Jaceosidin induces apoptosis through Bax activation and down-regulation of Mcl-1 and c-FLIP expression in human renal carcinoma Caki cells

- Jaceosidin induces apoptotsis in cancer cells, but not normal cells.
- Jaceosidin induces loss of mitochondrial membrane potential (MMP) and Bax activation.
- Jaceosidin induced down-regulation of Mcl-1 and c-FLIP expression at the transcriptional level.
- Ectopic expression of Mcl-1 and c-FLIP completely blocked jaceosidin-mediated apoptosis.
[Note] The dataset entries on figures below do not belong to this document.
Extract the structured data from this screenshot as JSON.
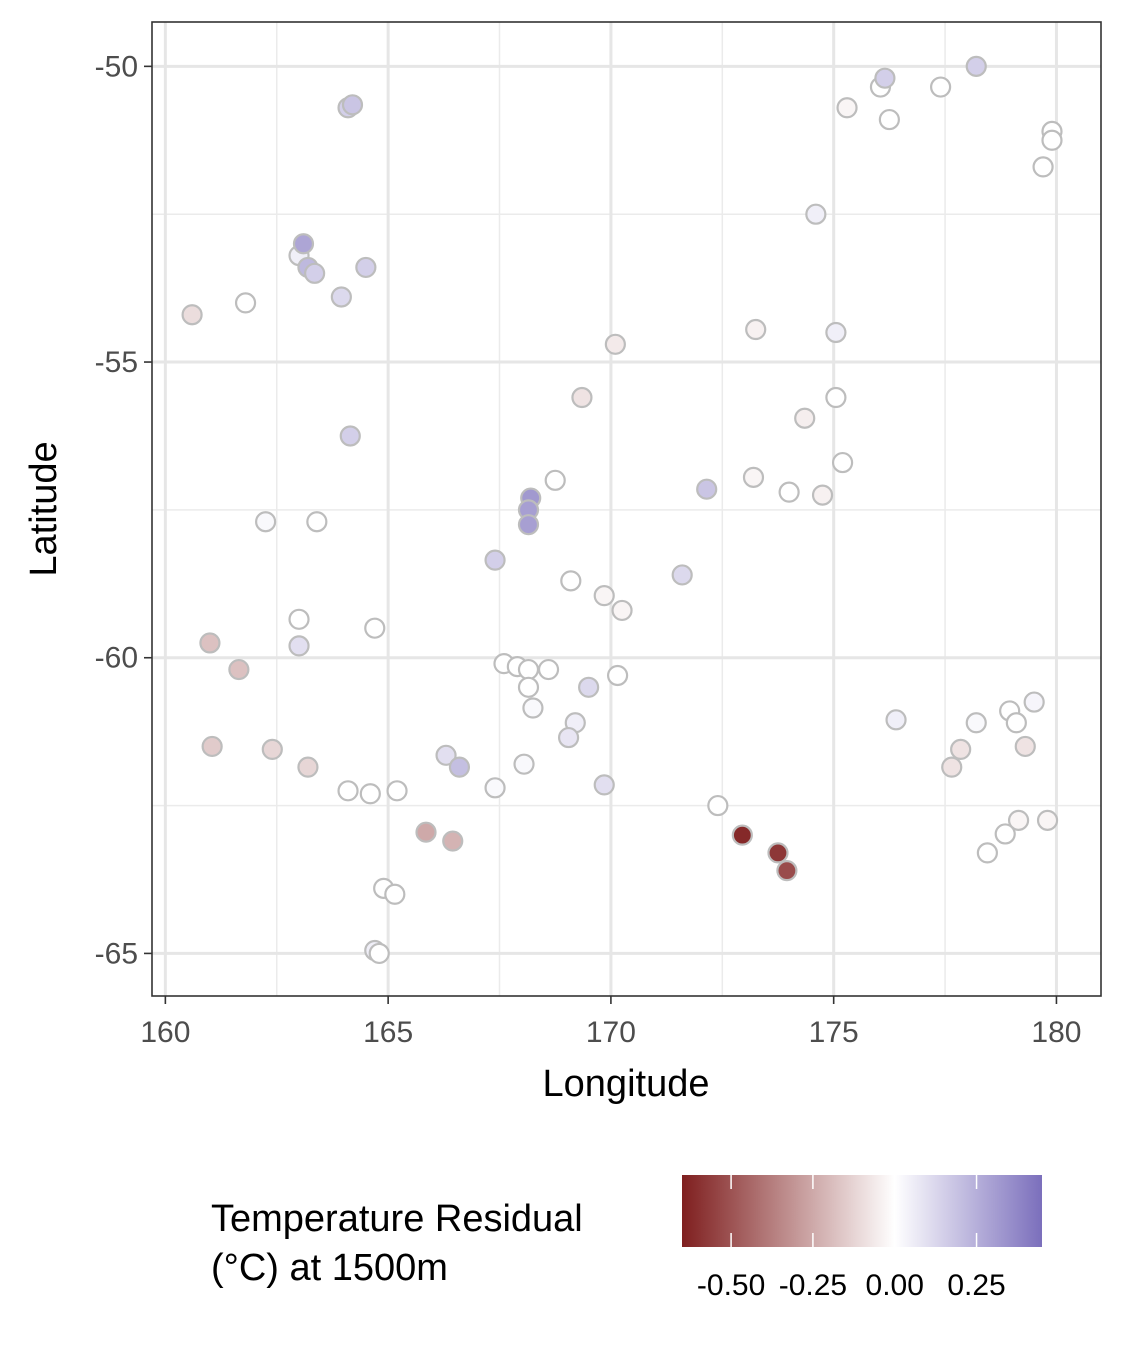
{
  "chart_data": {
    "type": "scatter",
    "xlabel": "Longitude",
    "ylabel": "Latitude",
    "xlim": [
      159.7,
      181.0
    ],
    "ylim": [
      -65.72,
      -49.25
    ],
    "x_ticks": [
      160,
      165,
      170,
      175,
      180
    ],
    "x_tick_labels": [
      "160",
      "165",
      "170",
      "175",
      "180"
    ],
    "y_ticks": [
      -50,
      -55,
      -60,
      -65
    ],
    "y_tick_labels": [
      "-50",
      "-55",
      "-60",
      "-65"
    ],
    "grid": true,
    "legend": {
      "title_lines": [
        "Temperature Residual",
        "(°C) at 1500m"
      ],
      "placement": "bottom",
      "ticks": [
        -0.5,
        -0.25,
        0.0,
        0.25
      ],
      "tick_labels": [
        "-0.50",
        "-0.25",
        "0.00",
        "0.25"
      ],
      "range": [
        -0.65,
        0.45
      ]
    },
    "color_scale": {
      "low": "#7f1f1f",
      "mid": "#ffffff",
      "high": "#7b6fbc"
    },
    "point_stroke": "#bdbdbd",
    "points": [
      {
        "x": 160.6,
        "y": -54.2,
        "v": -0.1
      },
      {
        "x": 161.8,
        "y": -54.0,
        "v": 0.0
      },
      {
        "x": 164.1,
        "y": -50.7,
        "v": 0.15
      },
      {
        "x": 164.2,
        "y": -50.65,
        "v": 0.18
      },
      {
        "x": 163.0,
        "y": -53.2,
        "v": 0.05
      },
      {
        "x": 163.1,
        "y": -53.0,
        "v": 0.28
      },
      {
        "x": 163.2,
        "y": -53.4,
        "v": 0.22
      },
      {
        "x": 163.35,
        "y": -53.5,
        "v": 0.15
      },
      {
        "x": 164.5,
        "y": -53.4,
        "v": 0.15
      },
      {
        "x": 163.95,
        "y": -53.9,
        "v": 0.12
      },
      {
        "x": 164.15,
        "y": -56.25,
        "v": 0.15
      },
      {
        "x": 162.25,
        "y": -57.7,
        "v": 0.02
      },
      {
        "x": 163.4,
        "y": -57.7,
        "v": 0.0
      },
      {
        "x": 163.0,
        "y": -59.35,
        "v": 0.0
      },
      {
        "x": 163.0,
        "y": -59.8,
        "v": 0.1
      },
      {
        "x": 164.7,
        "y": -59.5,
        "v": 0.0
      },
      {
        "x": 161.0,
        "y": -59.75,
        "v": -0.18
      },
      {
        "x": 161.65,
        "y": -60.2,
        "v": -0.18
      },
      {
        "x": 161.05,
        "y": -61.5,
        "v": -0.15
      },
      {
        "x": 162.4,
        "y": -61.55,
        "v": -0.12
      },
      {
        "x": 163.2,
        "y": -61.85,
        "v": -0.12
      },
      {
        "x": 164.1,
        "y": -62.25,
        "v": 0.0
      },
      {
        "x": 164.6,
        "y": -62.3,
        "v": 0.0
      },
      {
        "x": 165.2,
        "y": -62.25,
        "v": 0.0
      },
      {
        "x": 165.85,
        "y": -62.95,
        "v": -0.25
      },
      {
        "x": 166.45,
        "y": -63.1,
        "v": -0.22
      },
      {
        "x": 164.9,
        "y": -63.9,
        "v": 0.0
      },
      {
        "x": 165.15,
        "y": -64.0,
        "v": 0.0
      },
      {
        "x": 164.7,
        "y": -64.95,
        "v": 0.05
      },
      {
        "x": 164.8,
        "y": -65.0,
        "v": 0.0
      },
      {
        "x": 166.3,
        "y": -61.65,
        "v": 0.1
      },
      {
        "x": 166.6,
        "y": -61.85,
        "v": 0.2
      },
      {
        "x": 167.4,
        "y": -62.2,
        "v": 0.02
      },
      {
        "x": 168.05,
        "y": -61.8,
        "v": 0.02
      },
      {
        "x": 168.25,
        "y": -60.85,
        "v": 0.02
      },
      {
        "x": 167.4,
        "y": -58.35,
        "v": 0.15
      },
      {
        "x": 167.6,
        "y": -60.1,
        "v": 0.0
      },
      {
        "x": 167.9,
        "y": -60.15,
        "v": 0.0
      },
      {
        "x": 168.15,
        "y": -60.2,
        "v": 0.0
      },
      {
        "x": 168.6,
        "y": -60.2,
        "v": 0.0
      },
      {
        "x": 168.15,
        "y": -60.5,
        "v": 0.0
      },
      {
        "x": 168.2,
        "y": -57.3,
        "v": 0.32
      },
      {
        "x": 168.15,
        "y": -57.5,
        "v": 0.3
      },
      {
        "x": 168.15,
        "y": -57.75,
        "v": 0.3
      },
      {
        "x": 168.75,
        "y": -57.0,
        "v": 0.0
      },
      {
        "x": 169.35,
        "y": -55.6,
        "v": -0.08
      },
      {
        "x": 170.1,
        "y": -54.7,
        "v": -0.06
      },
      {
        "x": 169.1,
        "y": -58.7,
        "v": 0.0
      },
      {
        "x": 169.85,
        "y": -58.95,
        "v": -0.03
      },
      {
        "x": 170.25,
        "y": -59.2,
        "v": -0.03
      },
      {
        "x": 170.15,
        "y": -60.3,
        "v": 0.0
      },
      {
        "x": 169.5,
        "y": -60.5,
        "v": 0.12
      },
      {
        "x": 169.2,
        "y": -61.1,
        "v": 0.05
      },
      {
        "x": 169.05,
        "y": -61.35,
        "v": 0.08
      },
      {
        "x": 169.85,
        "y": -62.15,
        "v": 0.1
      },
      {
        "x": 171.6,
        "y": -58.6,
        "v": 0.12
      },
      {
        "x": 172.15,
        "y": -57.15,
        "v": 0.18
      },
      {
        "x": 172.4,
        "y": -62.5,
        "v": 0.0
      },
      {
        "x": 172.95,
        "y": -63.0,
        "v": -0.62
      },
      {
        "x": 173.75,
        "y": -63.3,
        "v": -0.58
      },
      {
        "x": 173.95,
        "y": -63.6,
        "v": -0.52
      },
      {
        "x": 173.25,
        "y": -54.45,
        "v": -0.04
      },
      {
        "x": 173.2,
        "y": -56.95,
        "v": -0.03
      },
      {
        "x": 174.0,
        "y": -57.2,
        "v": 0.0
      },
      {
        "x": 174.35,
        "y": -55.95,
        "v": -0.05
      },
      {
        "x": 174.75,
        "y": -57.25,
        "v": -0.04
      },
      {
        "x": 174.6,
        "y": -52.5,
        "v": 0.05
      },
      {
        "x": 175.05,
        "y": -54.5,
        "v": 0.05
      },
      {
        "x": 175.05,
        "y": -55.6,
        "v": 0.0
      },
      {
        "x": 175.2,
        "y": -56.7,
        "v": 0.0
      },
      {
        "x": 175.3,
        "y": -50.7,
        "v": -0.03
      },
      {
        "x": 176.05,
        "y": -50.35,
        "v": 0.0
      },
      {
        "x": 176.15,
        "y": -50.2,
        "v": 0.15
      },
      {
        "x": 176.25,
        "y": -50.9,
        "v": 0.0
      },
      {
        "x": 177.4,
        "y": -50.35,
        "v": 0.0
      },
      {
        "x": 178.2,
        "y": -50.0,
        "v": 0.15
      },
      {
        "x": 179.9,
        "y": -51.1,
        "v": 0.0
      },
      {
        "x": 179.9,
        "y": -51.25,
        "v": 0.0
      },
      {
        "x": 179.7,
        "y": -51.7,
        "v": 0.0
      },
      {
        "x": 176.4,
        "y": -61.05,
        "v": 0.05
      },
      {
        "x": 178.2,
        "y": -61.1,
        "v": 0.02
      },
      {
        "x": 178.95,
        "y": -60.9,
        "v": 0.0
      },
      {
        "x": 179.1,
        "y": -61.1,
        "v": 0.0
      },
      {
        "x": 179.5,
        "y": -60.75,
        "v": 0.03
      },
      {
        "x": 177.85,
        "y": -61.55,
        "v": -0.08
      },
      {
        "x": 177.65,
        "y": -61.85,
        "v": -0.08
      },
      {
        "x": 179.3,
        "y": -61.5,
        "v": -0.08
      },
      {
        "x": 179.15,
        "y": -62.75,
        "v": -0.03
      },
      {
        "x": 179.8,
        "y": -62.75,
        "v": -0.03
      },
      {
        "x": 178.85,
        "y": -62.98,
        "v": 0.0
      },
      {
        "x": 178.45,
        "y": -63.3,
        "v": 0.0
      }
    ]
  }
}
Jaceosidin is a flavonoid isolated from Artemisia vestita that has been reported to possess anti-tumor and anti-proliferative activities in many cancer cells. In this study, we investigated the anti-tumor activity of jaceosodin in renal carcinoma cells. Jaceosidin induced apoptosis in multiple human renal carcinoma cells (Caki, ACHN, A498, and 786-O), lung cancer cells (A549) and glioma cells (U251MG). In contrast, jaceosidin does not induce apoptosis in normal human umbilical vein cells (EA.hy926). Apoptotic cell death was associated with the activation of caspase-3 and cleavage of poly (ADP-ribose) polymerase. Treatment with jaceosidin also caused loss of mitochondrial membrane potential (MMP) and Bax activation, which led to the release of cytochrome c into the cytosol. We also found that jaceosidin downregulated Mcl-1 and c-FLIP expression at the transcriptional level and that ectopic expression of Mcl-1 and c-FLIP blocked jaceosidin-induced apoptosis. Cumulatively, our results suggest that jaceosidin induces apoptosis in renal carcinoma cells through Bax activation and reduces Mcl-1 and c-FLIP expression.